De haberlo sabido, habría volado cerca de la cueva en lugar de alejarse tanto.
Aun así, Xin Zhongze estaba muy contento.
Porque había podido volar durante unos diez minutos.
Así que, en el futuro, si se encontraba en peligro en la realidad, podía usar por completo su habilidad de volar para escapar.
Además, su poder espiritual podía detectar todo a su alrededor, haciendo mucho más difícil que alguien lo emboscara.
El poder espiritual era increíblemente útil.
Xin Zhongze decidió que, después de seguir subiendo de nivel en el juego, continuaría aumentando su Espíritu.
Cuando Xin Zhongze regresó a la cueva, encontró que su esposa Xu Muyan ya había vuelto.
“Esposo, escuché que puedes volar en el aire?” preguntó Xu Muyan con expectación.
“Sí.” Xin Zhongze asintió.
“¿Entonces puedes volar para que lo vea?”
“No, descubrí que volar casi drenó todo mi poder espiritual. Me siento muy cansado ahora.” Xin Zhongze negó con la cabeza y se rehusó directamente.

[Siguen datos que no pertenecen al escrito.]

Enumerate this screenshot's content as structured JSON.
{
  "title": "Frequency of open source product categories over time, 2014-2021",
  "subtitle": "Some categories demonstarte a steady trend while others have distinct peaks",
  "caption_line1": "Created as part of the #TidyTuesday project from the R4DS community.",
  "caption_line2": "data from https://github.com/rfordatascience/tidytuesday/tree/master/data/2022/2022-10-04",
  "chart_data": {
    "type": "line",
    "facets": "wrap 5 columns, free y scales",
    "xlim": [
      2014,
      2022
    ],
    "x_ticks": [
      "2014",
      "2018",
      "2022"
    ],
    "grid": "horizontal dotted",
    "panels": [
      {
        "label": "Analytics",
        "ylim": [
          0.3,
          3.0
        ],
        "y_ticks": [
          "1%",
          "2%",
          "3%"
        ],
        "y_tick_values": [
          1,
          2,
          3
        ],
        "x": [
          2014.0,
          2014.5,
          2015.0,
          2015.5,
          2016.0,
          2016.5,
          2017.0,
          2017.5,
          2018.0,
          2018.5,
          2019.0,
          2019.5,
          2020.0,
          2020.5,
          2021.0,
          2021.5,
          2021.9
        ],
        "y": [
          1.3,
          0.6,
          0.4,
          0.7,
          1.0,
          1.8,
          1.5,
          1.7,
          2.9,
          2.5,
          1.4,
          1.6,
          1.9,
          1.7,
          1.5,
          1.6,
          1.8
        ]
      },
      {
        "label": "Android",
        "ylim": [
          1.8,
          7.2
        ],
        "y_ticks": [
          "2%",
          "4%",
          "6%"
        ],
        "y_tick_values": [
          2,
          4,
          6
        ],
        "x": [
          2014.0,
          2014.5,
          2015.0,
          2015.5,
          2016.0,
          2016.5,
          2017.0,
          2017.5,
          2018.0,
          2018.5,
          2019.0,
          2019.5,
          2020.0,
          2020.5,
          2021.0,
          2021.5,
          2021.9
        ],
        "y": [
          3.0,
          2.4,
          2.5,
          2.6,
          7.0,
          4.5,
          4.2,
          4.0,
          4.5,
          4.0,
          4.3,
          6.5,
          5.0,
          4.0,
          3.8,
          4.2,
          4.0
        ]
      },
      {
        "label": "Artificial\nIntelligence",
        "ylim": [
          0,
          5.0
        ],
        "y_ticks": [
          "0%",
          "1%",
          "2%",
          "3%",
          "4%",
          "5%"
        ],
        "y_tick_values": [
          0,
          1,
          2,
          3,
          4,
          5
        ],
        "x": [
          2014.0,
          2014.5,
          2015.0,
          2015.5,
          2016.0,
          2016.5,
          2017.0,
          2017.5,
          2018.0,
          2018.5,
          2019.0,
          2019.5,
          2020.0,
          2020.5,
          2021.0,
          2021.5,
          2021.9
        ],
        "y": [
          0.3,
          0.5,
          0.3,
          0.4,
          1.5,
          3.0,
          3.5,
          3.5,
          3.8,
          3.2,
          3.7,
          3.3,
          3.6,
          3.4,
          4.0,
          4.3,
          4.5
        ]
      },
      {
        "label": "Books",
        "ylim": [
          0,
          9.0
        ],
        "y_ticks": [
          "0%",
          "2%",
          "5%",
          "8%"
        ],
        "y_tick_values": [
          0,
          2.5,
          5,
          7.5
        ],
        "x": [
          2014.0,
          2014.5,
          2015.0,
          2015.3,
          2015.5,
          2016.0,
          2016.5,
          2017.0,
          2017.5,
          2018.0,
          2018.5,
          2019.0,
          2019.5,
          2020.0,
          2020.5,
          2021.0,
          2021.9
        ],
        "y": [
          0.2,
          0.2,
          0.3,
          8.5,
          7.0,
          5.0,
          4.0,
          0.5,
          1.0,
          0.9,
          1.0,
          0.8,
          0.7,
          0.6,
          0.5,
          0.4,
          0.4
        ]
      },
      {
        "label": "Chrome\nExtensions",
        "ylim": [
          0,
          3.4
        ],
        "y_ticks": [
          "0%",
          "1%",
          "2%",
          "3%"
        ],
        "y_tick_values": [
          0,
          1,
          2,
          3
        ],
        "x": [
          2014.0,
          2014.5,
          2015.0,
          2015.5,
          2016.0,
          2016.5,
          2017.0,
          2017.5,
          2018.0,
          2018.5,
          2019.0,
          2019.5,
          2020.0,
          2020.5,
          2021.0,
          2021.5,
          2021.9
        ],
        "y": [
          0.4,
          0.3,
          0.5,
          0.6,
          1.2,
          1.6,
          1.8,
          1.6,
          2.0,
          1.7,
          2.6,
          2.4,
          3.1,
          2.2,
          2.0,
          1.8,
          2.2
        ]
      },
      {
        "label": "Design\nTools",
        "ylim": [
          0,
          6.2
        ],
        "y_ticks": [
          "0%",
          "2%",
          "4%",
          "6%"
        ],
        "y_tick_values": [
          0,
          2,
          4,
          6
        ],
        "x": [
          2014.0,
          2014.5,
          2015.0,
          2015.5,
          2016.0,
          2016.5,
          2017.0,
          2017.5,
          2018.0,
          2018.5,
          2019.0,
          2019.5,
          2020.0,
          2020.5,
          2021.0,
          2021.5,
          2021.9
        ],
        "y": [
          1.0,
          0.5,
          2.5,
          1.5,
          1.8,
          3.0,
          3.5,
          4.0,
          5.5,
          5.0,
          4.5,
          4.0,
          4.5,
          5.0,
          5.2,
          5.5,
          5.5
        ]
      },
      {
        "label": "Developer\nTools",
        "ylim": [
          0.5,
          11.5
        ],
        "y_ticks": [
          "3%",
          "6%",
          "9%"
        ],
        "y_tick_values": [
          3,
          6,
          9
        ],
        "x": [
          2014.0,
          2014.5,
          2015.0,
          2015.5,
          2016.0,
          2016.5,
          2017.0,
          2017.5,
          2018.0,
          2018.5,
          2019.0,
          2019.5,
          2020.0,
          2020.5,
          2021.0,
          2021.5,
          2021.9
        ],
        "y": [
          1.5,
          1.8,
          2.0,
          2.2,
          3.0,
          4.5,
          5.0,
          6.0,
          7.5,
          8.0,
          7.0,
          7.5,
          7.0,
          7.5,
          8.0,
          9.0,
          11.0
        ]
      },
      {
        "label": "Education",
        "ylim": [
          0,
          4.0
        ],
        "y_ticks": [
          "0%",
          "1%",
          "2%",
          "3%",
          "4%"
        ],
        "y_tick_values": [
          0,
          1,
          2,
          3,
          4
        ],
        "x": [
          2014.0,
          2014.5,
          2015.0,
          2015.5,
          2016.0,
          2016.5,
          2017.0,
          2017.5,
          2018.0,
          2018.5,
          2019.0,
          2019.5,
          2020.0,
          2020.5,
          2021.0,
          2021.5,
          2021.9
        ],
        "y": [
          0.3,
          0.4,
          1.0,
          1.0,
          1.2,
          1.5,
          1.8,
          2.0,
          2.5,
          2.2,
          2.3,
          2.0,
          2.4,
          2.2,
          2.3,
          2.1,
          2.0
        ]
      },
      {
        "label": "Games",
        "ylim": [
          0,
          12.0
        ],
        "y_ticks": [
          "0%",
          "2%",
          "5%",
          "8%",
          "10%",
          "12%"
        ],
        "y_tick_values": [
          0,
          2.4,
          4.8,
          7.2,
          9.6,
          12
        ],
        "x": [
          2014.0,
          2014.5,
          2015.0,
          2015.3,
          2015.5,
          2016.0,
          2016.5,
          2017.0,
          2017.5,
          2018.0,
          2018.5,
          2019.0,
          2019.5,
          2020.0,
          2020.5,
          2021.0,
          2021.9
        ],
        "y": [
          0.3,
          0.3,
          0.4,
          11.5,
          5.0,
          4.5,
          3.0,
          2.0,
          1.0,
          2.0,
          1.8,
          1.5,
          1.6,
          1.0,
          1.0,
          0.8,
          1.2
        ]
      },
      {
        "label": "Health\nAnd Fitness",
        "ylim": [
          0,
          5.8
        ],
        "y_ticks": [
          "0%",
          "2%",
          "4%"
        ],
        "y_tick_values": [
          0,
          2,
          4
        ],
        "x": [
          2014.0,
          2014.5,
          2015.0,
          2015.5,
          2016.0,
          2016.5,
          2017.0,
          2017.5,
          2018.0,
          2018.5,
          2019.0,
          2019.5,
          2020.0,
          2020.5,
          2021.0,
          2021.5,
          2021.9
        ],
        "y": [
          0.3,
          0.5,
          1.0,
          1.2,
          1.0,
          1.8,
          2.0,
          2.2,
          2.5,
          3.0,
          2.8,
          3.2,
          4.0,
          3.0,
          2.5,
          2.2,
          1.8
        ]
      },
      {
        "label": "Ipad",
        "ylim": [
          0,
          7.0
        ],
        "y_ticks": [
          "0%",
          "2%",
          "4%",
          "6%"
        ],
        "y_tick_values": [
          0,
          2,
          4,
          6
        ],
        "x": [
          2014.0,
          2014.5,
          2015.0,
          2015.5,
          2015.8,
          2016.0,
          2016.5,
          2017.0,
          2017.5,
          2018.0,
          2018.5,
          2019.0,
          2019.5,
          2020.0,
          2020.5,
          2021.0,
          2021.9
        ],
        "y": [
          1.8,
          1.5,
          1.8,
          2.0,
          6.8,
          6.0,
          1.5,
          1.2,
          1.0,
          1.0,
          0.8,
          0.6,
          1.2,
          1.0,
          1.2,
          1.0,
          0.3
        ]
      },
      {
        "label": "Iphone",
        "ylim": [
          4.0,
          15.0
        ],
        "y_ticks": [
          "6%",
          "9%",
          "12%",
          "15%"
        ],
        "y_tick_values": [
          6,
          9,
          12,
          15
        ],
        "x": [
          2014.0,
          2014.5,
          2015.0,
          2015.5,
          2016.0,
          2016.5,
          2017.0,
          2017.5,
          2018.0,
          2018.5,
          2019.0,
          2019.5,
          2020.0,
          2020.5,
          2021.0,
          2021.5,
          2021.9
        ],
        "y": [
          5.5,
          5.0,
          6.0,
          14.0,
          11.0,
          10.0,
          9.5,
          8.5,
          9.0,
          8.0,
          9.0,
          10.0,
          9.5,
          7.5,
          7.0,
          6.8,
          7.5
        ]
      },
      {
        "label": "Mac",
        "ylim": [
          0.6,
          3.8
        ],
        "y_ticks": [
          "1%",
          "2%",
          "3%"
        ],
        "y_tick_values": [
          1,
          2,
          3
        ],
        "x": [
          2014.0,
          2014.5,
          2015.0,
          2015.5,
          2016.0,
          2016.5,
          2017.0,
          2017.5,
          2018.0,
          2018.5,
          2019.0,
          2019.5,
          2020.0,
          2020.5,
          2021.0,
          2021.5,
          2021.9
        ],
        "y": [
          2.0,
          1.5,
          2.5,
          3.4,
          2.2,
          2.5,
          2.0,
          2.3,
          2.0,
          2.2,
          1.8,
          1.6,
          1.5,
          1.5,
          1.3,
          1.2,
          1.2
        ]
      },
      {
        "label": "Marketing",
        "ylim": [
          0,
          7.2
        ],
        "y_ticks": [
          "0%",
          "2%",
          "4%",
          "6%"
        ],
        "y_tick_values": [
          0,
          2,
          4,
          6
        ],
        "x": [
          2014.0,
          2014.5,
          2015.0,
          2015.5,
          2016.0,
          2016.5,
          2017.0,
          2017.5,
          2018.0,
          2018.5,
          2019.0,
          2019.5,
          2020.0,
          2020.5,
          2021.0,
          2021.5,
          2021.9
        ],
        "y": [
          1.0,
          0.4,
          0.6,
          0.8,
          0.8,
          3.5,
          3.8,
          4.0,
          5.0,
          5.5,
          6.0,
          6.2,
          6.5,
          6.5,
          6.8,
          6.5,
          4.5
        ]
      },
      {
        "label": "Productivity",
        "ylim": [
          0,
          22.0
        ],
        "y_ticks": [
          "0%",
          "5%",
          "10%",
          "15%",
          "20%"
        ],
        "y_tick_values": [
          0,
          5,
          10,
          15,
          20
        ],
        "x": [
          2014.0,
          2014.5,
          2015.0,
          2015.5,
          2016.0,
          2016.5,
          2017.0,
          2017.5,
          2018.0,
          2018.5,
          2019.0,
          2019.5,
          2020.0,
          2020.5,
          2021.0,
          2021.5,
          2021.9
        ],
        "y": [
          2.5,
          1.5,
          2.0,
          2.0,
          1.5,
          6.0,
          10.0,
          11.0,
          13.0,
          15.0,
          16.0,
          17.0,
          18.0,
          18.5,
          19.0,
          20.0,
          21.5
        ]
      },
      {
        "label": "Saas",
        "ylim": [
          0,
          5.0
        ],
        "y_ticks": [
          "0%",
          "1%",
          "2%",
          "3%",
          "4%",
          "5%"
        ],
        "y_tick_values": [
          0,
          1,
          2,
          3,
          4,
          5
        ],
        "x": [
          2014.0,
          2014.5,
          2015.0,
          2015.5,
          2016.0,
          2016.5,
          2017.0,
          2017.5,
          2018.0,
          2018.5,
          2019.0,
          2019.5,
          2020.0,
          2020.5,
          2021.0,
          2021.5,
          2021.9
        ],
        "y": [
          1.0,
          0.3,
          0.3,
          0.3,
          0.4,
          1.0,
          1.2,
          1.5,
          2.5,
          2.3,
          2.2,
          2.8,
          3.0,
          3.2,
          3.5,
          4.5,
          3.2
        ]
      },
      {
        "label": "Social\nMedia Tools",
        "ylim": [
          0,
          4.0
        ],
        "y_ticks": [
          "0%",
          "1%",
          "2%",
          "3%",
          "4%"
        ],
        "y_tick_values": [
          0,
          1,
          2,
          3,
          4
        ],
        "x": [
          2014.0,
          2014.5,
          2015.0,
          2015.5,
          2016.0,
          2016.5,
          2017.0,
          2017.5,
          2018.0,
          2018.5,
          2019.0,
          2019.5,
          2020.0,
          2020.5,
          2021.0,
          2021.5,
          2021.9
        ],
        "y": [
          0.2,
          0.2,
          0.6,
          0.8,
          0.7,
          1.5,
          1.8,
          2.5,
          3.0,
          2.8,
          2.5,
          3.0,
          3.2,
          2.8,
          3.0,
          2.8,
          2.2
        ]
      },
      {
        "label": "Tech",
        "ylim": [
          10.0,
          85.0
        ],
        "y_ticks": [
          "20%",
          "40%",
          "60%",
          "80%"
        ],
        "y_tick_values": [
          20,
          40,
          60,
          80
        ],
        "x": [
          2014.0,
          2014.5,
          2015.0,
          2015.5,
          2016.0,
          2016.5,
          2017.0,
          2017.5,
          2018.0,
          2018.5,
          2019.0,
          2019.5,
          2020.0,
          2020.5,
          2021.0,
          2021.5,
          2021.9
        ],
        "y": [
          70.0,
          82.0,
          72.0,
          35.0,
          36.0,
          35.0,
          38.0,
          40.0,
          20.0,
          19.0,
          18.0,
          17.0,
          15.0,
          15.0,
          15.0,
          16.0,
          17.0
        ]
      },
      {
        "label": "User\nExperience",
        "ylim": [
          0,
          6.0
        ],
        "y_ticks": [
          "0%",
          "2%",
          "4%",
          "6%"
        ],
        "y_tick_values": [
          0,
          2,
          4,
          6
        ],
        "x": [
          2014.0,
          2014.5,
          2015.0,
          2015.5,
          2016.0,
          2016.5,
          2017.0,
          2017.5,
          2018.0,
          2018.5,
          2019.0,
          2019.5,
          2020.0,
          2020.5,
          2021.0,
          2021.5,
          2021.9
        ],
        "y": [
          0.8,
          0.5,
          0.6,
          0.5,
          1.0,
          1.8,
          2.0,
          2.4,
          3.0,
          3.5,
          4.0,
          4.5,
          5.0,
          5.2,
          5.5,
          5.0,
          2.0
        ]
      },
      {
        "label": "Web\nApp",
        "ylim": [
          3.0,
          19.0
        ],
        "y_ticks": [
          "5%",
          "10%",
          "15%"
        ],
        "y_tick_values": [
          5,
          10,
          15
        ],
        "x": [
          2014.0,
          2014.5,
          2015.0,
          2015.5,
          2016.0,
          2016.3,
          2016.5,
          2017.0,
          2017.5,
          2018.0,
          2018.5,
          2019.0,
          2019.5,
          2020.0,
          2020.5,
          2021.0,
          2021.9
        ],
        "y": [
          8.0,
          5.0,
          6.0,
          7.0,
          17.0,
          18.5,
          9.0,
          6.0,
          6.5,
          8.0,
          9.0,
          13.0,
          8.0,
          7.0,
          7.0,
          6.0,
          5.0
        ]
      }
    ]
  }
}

“¿Estás muy cansado? Entonces ve a dormir una siesta. Por cierto, ¿esa es el arma materializada del juego? ¿Puedo verla?”
“Claro.” Xin Zhongze le entregó el bastón mágico a Xu Muyan y luego entró en la cueva.
Una vez dentro, Xin Zhongze se recostó y se quedó dormido de inmediato.
Parece que no podía usar el poder espiritual de esa forma otra vez.